Percebeu então que continuava parado, bebendo a cerveja e olhando vagamente para seu pai, dormindo duramente na mesa fria. Na verdade, pouco se importava com a cena. Havia se perdido nos seus pensamentos.
- Acho que estou realmente ficando louco.
Resolveu então subir novamente as escadas e tomar um banho. Aliás, precisava se arrumar para o colégio. O tempo já se fazia mais do que curto para ele. Antes de subir olhou mais uma vez para a sala semivazia. A tranqüilidade que normalmente o faria feliz o deixou pensativo. Algo estava diferente. Ele passou as mãos aos olhos, acreditando que era apenas o sonho. Porém, ao voltar a olhar para sala, teve ainda mais certeza de que o sonho poderia ser um problema mental.
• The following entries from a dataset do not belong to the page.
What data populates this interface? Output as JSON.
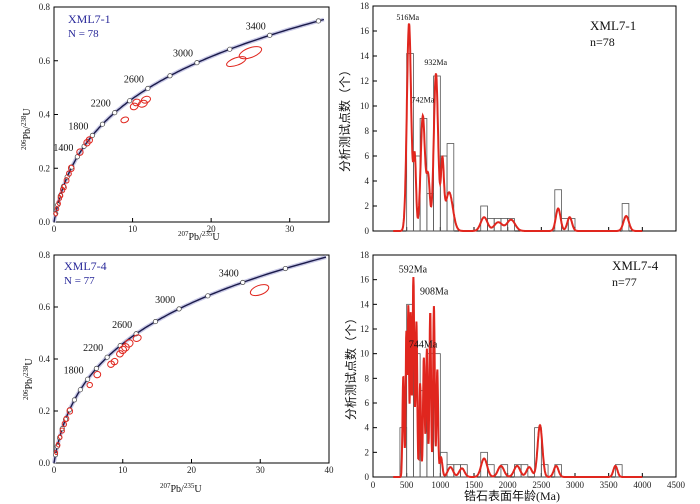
{
  "chart_data": [
    {
      "type": "scatter",
      "title": "XML7-1",
      "n_label": "N = 78",
      "xlabel_parts": [
        "207",
        "Pb/",
        "235",
        "U"
      ],
      "ylabel_parts": [
        "206",
        "Pb/",
        "238",
        "U"
      ],
      "xlim": [
        0,
        35
      ],
      "ylim": [
        0,
        0.8
      ],
      "xticks": [
        0,
        10,
        20,
        30
      ],
      "yticks": [
        0,
        0.2,
        0.4,
        0.6,
        0.8
      ],
      "concordia_age_labels": [
        {
          "age": 1400,
          "text": "1400"
        },
        {
          "age": 1800,
          "text": "1800"
        },
        {
          "age": 2200,
          "text": "2200"
        },
        {
          "age": 2600,
          "text": "2600"
        },
        {
          "age": 3000,
          "text": "3000"
        },
        {
          "age": 3400,
          "text": "3400"
        }
      ],
      "ellipses": [
        {
          "x": 0.2,
          "y": 0.03,
          "rx": 0.15,
          "ry": 0.008
        },
        {
          "x": 0.4,
          "y": 0.05,
          "rx": 0.15,
          "ry": 0.008
        },
        {
          "x": 0.6,
          "y": 0.07,
          "rx": 0.2,
          "ry": 0.009
        },
        {
          "x": 0.75,
          "y": 0.09,
          "rx": 0.2,
          "ry": 0.009
        },
        {
          "x": 0.9,
          "y": 0.1,
          "rx": 0.2,
          "ry": 0.009
        },
        {
          "x": 1.1,
          "y": 0.12,
          "rx": 0.25,
          "ry": 0.01
        },
        {
          "x": 1.3,
          "y": 0.13,
          "rx": 0.25,
          "ry": 0.01
        },
        {
          "x": 1.6,
          "y": 0.155,
          "rx": 0.3,
          "ry": 0.01
        },
        {
          "x": 1.9,
          "y": 0.18,
          "rx": 0.3,
          "ry": 0.01
        },
        {
          "x": 2.2,
          "y": 0.2,
          "rx": 0.35,
          "ry": 0.012
        },
        {
          "x": 3.3,
          "y": 0.26,
          "rx": 0.4,
          "ry": 0.012
        },
        {
          "x": 4.2,
          "y": 0.295,
          "rx": 0.4,
          "ry": 0.012
        },
        {
          "x": 4.5,
          "y": 0.305,
          "rx": 0.4,
          "ry": 0.012
        },
        {
          "x": 9.0,
          "y": 0.38,
          "rx": 0.5,
          "ry": 0.01
        },
        {
          "x": 10.2,
          "y": 0.43,
          "rx": 0.5,
          "ry": 0.012
        },
        {
          "x": 10.5,
          "y": 0.445,
          "rx": 0.5,
          "ry": 0.012
        },
        {
          "x": 11.3,
          "y": 0.44,
          "rx": 0.6,
          "ry": 0.012
        },
        {
          "x": 11.7,
          "y": 0.455,
          "rx": 0.6,
          "ry": 0.012
        },
        {
          "x": 23.2,
          "y": 0.597,
          "rx": 1.3,
          "ry": 0.014
        },
        {
          "x": 25.0,
          "y": 0.63,
          "rx": 1.5,
          "ry": 0.018
        }
      ]
    },
    {
      "type": "bar",
      "title": "XML7-1",
      "n_label": "n=78",
      "ylabel": "分析测试点数（个）",
      "xlabel": "",
      "xlim": [
        0,
        4500
      ],
      "ylim": [
        0,
        18
      ],
      "yticks": [
        0,
        2,
        4,
        6,
        8,
        10,
        12,
        14,
        16,
        18
      ],
      "bin_width": 100,
      "bins": [
        {
          "start": 500,
          "count": 14.2
        },
        {
          "start": 600,
          "count": 6
        },
        {
          "start": 700,
          "count": 9
        },
        {
          "start": 800,
          "count": 3
        },
        {
          "start": 900,
          "count": 12.4
        },
        {
          "start": 1000,
          "count": 6
        },
        {
          "start": 1100,
          "count": 7
        },
        {
          "start": 1600,
          "count": 2
        },
        {
          "start": 1700,
          "count": 1
        },
        {
          "start": 1800,
          "count": 1
        },
        {
          "start": 1900,
          "count": 1
        },
        {
          "start": 2000,
          "count": 1
        },
        {
          "start": 2700,
          "count": 3.3
        },
        {
          "start": 2800,
          "count": 1
        },
        {
          "start": 2900,
          "count": 1
        },
        {
          "start": 3700,
          "count": 2.2
        }
      ],
      "peaks": [
        {
          "age": 535,
          "height": 16.6,
          "width": 32
        },
        {
          "age": 620,
          "height": 5.8,
          "width": 20
        },
        {
          "age": 740,
          "height": 9.2,
          "width": 32
        },
        {
          "age": 820,
          "height": 4.2,
          "width": 25
        },
        {
          "age": 935,
          "height": 12.6,
          "width": 32
        },
        {
          "age": 1030,
          "height": 5.2,
          "width": 22
        },
        {
          "age": 1130,
          "height": 3.1,
          "width": 55
        },
        {
          "age": 1650,
          "height": 1.1,
          "width": 50
        },
        {
          "age": 1860,
          "height": 0.7,
          "width": 60
        },
        {
          "age": 2050,
          "height": 0.9,
          "width": 60
        },
        {
          "age": 2750,
          "height": 1.8,
          "width": 35
        },
        {
          "age": 2920,
          "height": 1.1,
          "width": 35
        },
        {
          "age": 3760,
          "height": 1.2,
          "width": 40
        }
      ],
      "annotations": [
        {
          "text": "516Ma",
          "age": 516,
          "y": 16.9
        },
        {
          "text": "742Ma",
          "age": 742,
          "y": 10.3
        },
        {
          "text": "932Ma",
          "age": 932,
          "y": 13.3
        }
      ]
    },
    {
      "type": "scatter",
      "title": "XML7-4",
      "n_label": "N = 77",
      "xlabel_parts": [
        "207",
        "Pb/",
        "235",
        "U"
      ],
      "ylabel_parts": [
        "206",
        "Pb/",
        "238",
        "U"
      ],
      "xlim": [
        0,
        40
      ],
      "ylim": [
        0,
        0.8
      ],
      "xticks": [
        0,
        10,
        20,
        30,
        40
      ],
      "yticks": [
        0,
        0.2,
        0.4,
        0.6,
        0.8
      ],
      "concordia_age_labels": [
        {
          "age": 1800,
          "text": "1800"
        },
        {
          "age": 2200,
          "text": "2200"
        },
        {
          "age": 2600,
          "text": "2600"
        },
        {
          "age": 3000,
          "text": "3000"
        },
        {
          "age": 3400,
          "text": "3400"
        }
      ],
      "ellipses": [
        {
          "x": 0.3,
          "y": 0.04,
          "rx": 0.2,
          "ry": 0.008
        },
        {
          "x": 0.6,
          "y": 0.07,
          "rx": 0.25,
          "ry": 0.009
        },
        {
          "x": 0.9,
          "y": 0.1,
          "rx": 0.25,
          "ry": 0.009
        },
        {
          "x": 1.2,
          "y": 0.125,
          "rx": 0.3,
          "ry": 0.01
        },
        {
          "x": 1.5,
          "y": 0.15,
          "rx": 0.3,
          "ry": 0.01
        },
        {
          "x": 1.8,
          "y": 0.17,
          "rx": 0.35,
          "ry": 0.01
        },
        {
          "x": 2.3,
          "y": 0.2,
          "rx": 0.4,
          "ry": 0.012
        },
        {
          "x": 5.2,
          "y": 0.3,
          "rx": 0.4,
          "ry": 0.01
        },
        {
          "x": 6.3,
          "y": 0.34,
          "rx": 0.5,
          "ry": 0.012
        },
        {
          "x": 8.3,
          "y": 0.38,
          "rx": 0.5,
          "ry": 0.012
        },
        {
          "x": 8.8,
          "y": 0.39,
          "rx": 0.5,
          "ry": 0.012
        },
        {
          "x": 9.6,
          "y": 0.42,
          "rx": 0.5,
          "ry": 0.012
        },
        {
          "x": 10.0,
          "y": 0.435,
          "rx": 0.55,
          "ry": 0.014
        },
        {
          "x": 10.4,
          "y": 0.445,
          "rx": 0.55,
          "ry": 0.014
        },
        {
          "x": 10.9,
          "y": 0.46,
          "rx": 0.6,
          "ry": 0.014
        },
        {
          "x": 12.1,
          "y": 0.48,
          "rx": 0.6,
          "ry": 0.012
        },
        {
          "x": 29.9,
          "y": 0.665,
          "rx": 1.4,
          "ry": 0.018
        }
      ]
    },
    {
      "type": "bar",
      "title": "XML7-4",
      "n_label": "n=77",
      "ylabel": "分析测试点数（个）",
      "xlabel": "锆石表面年龄(Ma)",
      "xlim": [
        0,
        4500
      ],
      "ylim": [
        0,
        18
      ],
      "xticks": [
        0,
        500,
        1000,
        1500,
        2000,
        2500,
        3000,
        3500,
        4000,
        4500
      ],
      "yticks": [
        0,
        2,
        4,
        6,
        8,
        10,
        12,
        14,
        16,
        18
      ],
      "bin_width": 100,
      "bins": [
        {
          "start": 400,
          "count": 4
        },
        {
          "start": 500,
          "count": 14
        },
        {
          "start": 600,
          "count": 10
        },
        {
          "start": 700,
          "count": 7
        },
        {
          "start": 800,
          "count": 10
        },
        {
          "start": 900,
          "count": 10
        },
        {
          "start": 1000,
          "count": 2
        },
        {
          "start": 1100,
          "count": 1
        },
        {
          "start": 1200,
          "count": 1
        },
        {
          "start": 1300,
          "count": 1
        },
        {
          "start": 1600,
          "count": 2
        },
        {
          "start": 1700,
          "count": 1
        },
        {
          "start": 1900,
          "count": 1
        },
        {
          "start": 2100,
          "count": 1
        },
        {
          "start": 2200,
          "count": 1
        },
        {
          "start": 2400,
          "count": 4
        },
        {
          "start": 2500,
          "count": 1
        },
        {
          "start": 2700,
          "count": 1
        },
        {
          "start": 3600,
          "count": 1
        }
      ],
      "peaks": [
        {
          "age": 450,
          "height": 8.2,
          "width": 12
        },
        {
          "age": 495,
          "height": 11.7,
          "width": 10
        },
        {
          "age": 525,
          "height": 13.8,
          "width": 10
        },
        {
          "age": 560,
          "height": 13.2,
          "width": 10
        },
        {
          "age": 600,
          "height": 16.2,
          "width": 13
        },
        {
          "age": 645,
          "height": 12.6,
          "width": 12
        },
        {
          "age": 700,
          "height": 7.6,
          "width": 12
        },
        {
          "age": 755,
          "height": 9.7,
          "width": 12
        },
        {
          "age": 800,
          "height": 10.4,
          "width": 12
        },
        {
          "age": 850,
          "height": 13.4,
          "width": 12
        },
        {
          "age": 905,
          "height": 13.9,
          "width": 12
        },
        {
          "age": 955,
          "height": 8.7,
          "width": 12
        },
        {
          "age": 1010,
          "height": 1.6,
          "width": 20
        },
        {
          "age": 1150,
          "height": 0.8,
          "width": 40
        },
        {
          "age": 1320,
          "height": 0.7,
          "width": 40
        },
        {
          "age": 1650,
          "height": 1.5,
          "width": 45
        },
        {
          "age": 1900,
          "height": 0.9,
          "width": 45
        },
        {
          "age": 2140,
          "height": 0.9,
          "width": 45
        },
        {
          "age": 2320,
          "height": 0.8,
          "width": 40
        },
        {
          "age": 2480,
          "height": 4.2,
          "width": 35
        },
        {
          "age": 2720,
          "height": 0.9,
          "width": 35
        },
        {
          "age": 3600,
          "height": 0.9,
          "width": 30
        }
      ],
      "annotations": [
        {
          "text": "592Ma",
          "age": 592,
          "y": 16.6
        },
        {
          "text": "908Ma",
          "age": 908,
          "y": 14.8
        },
        {
          "text": "744Ma",
          "age": 744,
          "y": 10.5
        }
      ]
    }
  ]
}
Lá estava ela. A mesma menina da Tv. Sua imagem parecia tão pouco sólida quanto uma RV. Seus olhos eram ainda mais vazios e opacos. Olhava rispidamente em sua direção. Procurava seus olhos. Um misto de ânsia e agonia subiu pelo corpo de Yuki. Suas pernas perderam o equilíbrio por alguns momentos. Seus pêlos de eriçaram e sua espinha esfriou.
Aqueles olhos... – pensava o rapaz que continuava atônito ao pé da escada.
Bastou um piscar de olhos para que tudo aquilo se desfizesse. A imagem já não estava mais lá. A ânsia já havia sumido e seu corpo voltou a se aquecer. Aqueles olhos haviam sumido. Ao mesmo tempo as forças do rapaz também. Suas pernas titubearam de vez e ele caiu no chão espantado. Não sabia o que pensar ou o que fazer. Seus olhos pesaram. Sua visão tornou-se breu e o silêncio martírio. Em poucos segundos ele estava desacordado.